From Heartless Communist To Heartfelt Christian
8/12/2009 11:24:36 AM
Renato Constantino believes he was destined to become a revolutionary from the start. “I came from a very poor family,” he says. “I experienced poverty and injustice firsthand—all the right ingredients to be a radical.”
In 1976, at the age of 21, he joined the New People’s Army, the military wing of the Communist Party of the Philippines. “I rose from an ordinary soldier into a sensitive job,” he says. His assignment? Root out suspected government spies, what historians now call a brutal “witch hunt fueled by paranoia.” Hundreds lost their lives.
Some who died—either by gunshot or machete—were good friends of Constantino’s, men he had spent time with in the field. “Initially it was a choice job,” he says. “But later I felt like I am playing God. I am part of a team that decides who will live and who will die. That’s the time I called out, ‘Okay, if there is a God, please take me out of this place!’”
God heard him. In 1988, government troops nabbed him and took him to the Philippine National Police headquarters, where his arresting officer, Constabulary Major Baligi Tira, introduced him to Love Tira, then pastor of the Greenhills Christian Fellowship.
Over the next two years, Pastor Tira, the major’s brother, visited the imprisoned Constantino regularly. “I was suspicious,” Constantino says. “Oh, these people, they’re just using religion to solicit information from me or to break me down so that I would go to the other side.” But over time Constantino began to listen. “Their sincerity and their love propelled me to believe what they are saying,” he says.
Then Constantino, who was facing a life sentence in prison, read a book, Life Sentence by Charles W. Colson, and his conversion was complete. “Before, I devoted myself to communism, Leninism, and Marxism,” he says, “but I came to realize that I could serve my people better not out of hatred, but out of love.”

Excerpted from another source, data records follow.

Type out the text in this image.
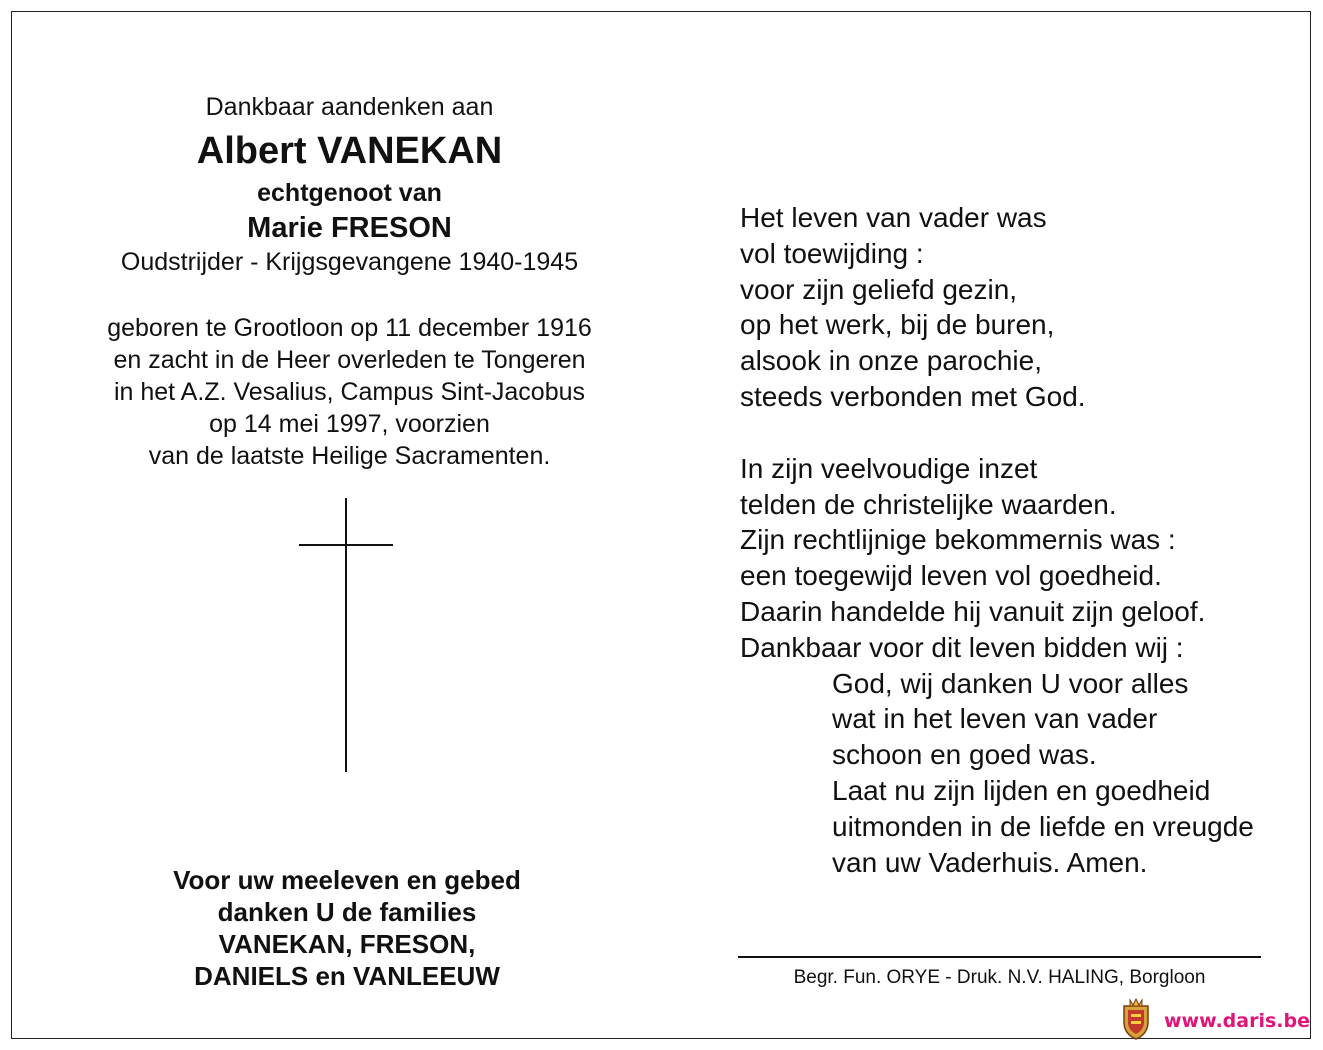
Dankbaar aandenken aan
Albert VANEKAN
echtgenoot van
Marie FRESON
Oudstrijder - Krijgsgevangene 1940-1945
geboren te Grootloon op 11 december 1916
en zacht in de Heer overleden te Tongeren
in het A.Z. Vesalius, Campus Sint-Jacobus
op 14 mei 1997, voorzien
van de laatste Heilige Sacramenten.
Voor uw meeleven en gebed
danken U de families
VANEKAN, FRESON,
DANIELS en VANLEEUW
Het leven van vader was
vol toewijding :
voor zijn geliefd gezin,
op het werk, bij de buren,
alsook in onze parochie,
steeds verbonden met God.
In zijn veelvoudige inzet
telden de christelijke waarden.
Zijn rechtlijnige bekommernis was :
een toegewijd leven vol goedheid.
Daarin handelde hij vanuit zijn geloof.
Dankbaar voor dit leven bidden wij :
God, wij danken U voor alles
wat in het leven van vader
schoon en goed was.
Laat nu zijn lijden en goedheid
uitmonden in de liefde en vreugde
van uw Vaderhuis. Amen.
Begr. Fun. ORYE - Druk. N.V. HALING, Borgloon
www.daris.be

He decided to plead guilty. His case caught the attention of President Corazon Aquino, who released him “temporarily, pending further investigation,” into the custody of Greenhills Christian Fellowship. He was assigned to work as a community organizer in the Manila slums, and then allowed to get his master’s degree in community development. After that, he went to work as chief operating officer at a paper mill equipment manufacturing company owned by a Greenhills member.
On November 30, 2006, a “super typhoon” (essentially a Category 4 hurricane) struck the central Philippines, causing huge mud slides on Mayon Volcano. Hundreds of people were killed; thousands were left homeless. Constantino soon quit his job to help build the Amore Purpose Driven Community for 218 families (each with at least five children) in the storm-ravaged Bicol region. His organizing guideline was based on Rick Warren’s PEACE Plan to eradicate poverty, disease, illiteracy, corruption, and spiritual emptiness using only volunteers. Since 2007, Saddleback Church’s satellite campus in San Clemente, California, has sent several PEACE mission teams to Amore for weeks at a time to help fund and grow the Amore project. The two communities are “adopting” each other in ministry.
“Only God could orchestrate this kind of thing,” Constantino says with a laugh. The work is hard, but the former revolutionary, now 53, is happy. “I really find great fulfillment in what I am doing now,” he says. “But this is not my project. This is God’s project. Big time.”